Kabule göre de, 19.01.2011 tarihinde yürürlüğe giren ve 3402 sayılı Kadastro Yasası’nın 36. maddesi (36/A md. ) hükmüne ilave edilen 16. maddesi hükmünde, “kadastroya dayalı işlemlerden dolayı açılacak davalar neticesinde davalı taraf davayı kaybetse dahi yargılama giderlerinden ve bu giderlerden sayılan avukatlık ücretinden sorumlu tutulamayacağı hükmü öngörülmüş”, 17. maddesi ile de, anılan hükmün uygulanma zamanı infaz aşamasına kadar uzatılmıştır.
Hemen belirtilmelidir ki; yürürlüğe giren yasa hükmünün geçmişe şamil olarak uygulanması öngörüldüğünde anılan bu husus kazanılmış hakkın istisnasını teşkil eder. Nitekim anılan 6099 sayılı Yasanın eldeki davalara da uygulanması gerektiği gözetildiğinde somut olayda hazine yararına usulen kazanılmış bir haktan söz etme olanağı yoktur.
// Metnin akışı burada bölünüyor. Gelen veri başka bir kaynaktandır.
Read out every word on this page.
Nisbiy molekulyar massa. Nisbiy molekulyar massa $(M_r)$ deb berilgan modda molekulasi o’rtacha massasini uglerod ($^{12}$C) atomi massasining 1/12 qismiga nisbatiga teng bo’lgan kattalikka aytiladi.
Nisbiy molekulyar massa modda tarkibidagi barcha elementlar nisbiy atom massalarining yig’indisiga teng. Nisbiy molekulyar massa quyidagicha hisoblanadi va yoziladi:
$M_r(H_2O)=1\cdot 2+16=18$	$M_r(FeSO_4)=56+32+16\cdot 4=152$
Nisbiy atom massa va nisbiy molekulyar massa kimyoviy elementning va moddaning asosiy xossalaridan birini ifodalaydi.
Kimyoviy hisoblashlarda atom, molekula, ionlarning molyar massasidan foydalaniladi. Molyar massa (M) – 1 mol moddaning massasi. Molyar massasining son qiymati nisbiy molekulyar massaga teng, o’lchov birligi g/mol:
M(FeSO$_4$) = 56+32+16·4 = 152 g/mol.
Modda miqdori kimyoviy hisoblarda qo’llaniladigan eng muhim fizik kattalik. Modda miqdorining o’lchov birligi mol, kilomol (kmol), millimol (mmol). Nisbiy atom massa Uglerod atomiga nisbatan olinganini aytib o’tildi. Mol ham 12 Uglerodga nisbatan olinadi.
Esasen kararın davalı tarafından temyiz edilmemiş olması da neticeye etkili değildir. 6099 sayılı Yasa hükümleri gözetilmek suretiyle bir değerlendirme yapılarak yargılama giderleri ve avukatlık ücreti konusunda da bir karar verilmek üzere hüküm bozulmalıdır.
Davacının karar düzeltme isteğinin HUMK’nun 440 maddesi gereğince kabulüne, dairenin 26.10.2010 tarih, 2010/6960 Esas, 2010/11036 Karar, sayılı bozma kararının Ortadan Kaldırılmasına, yukarıda yapılan açkılamalar ve değinilen ilkeler doğrultusunda araştırma yapılarak, hasıl olacak sonuca göre bir karar verilmesi için mahkemenin 27.10.2009 tarih, 2009/576 Esas, 2009/485 Karar sayılı kararının açıklanan bu nedenlerle HUMK."nun 428.maddesi gereğince BOZULMASINA, 14.4.2011 tarihinde oybirliğiyle karar verildi.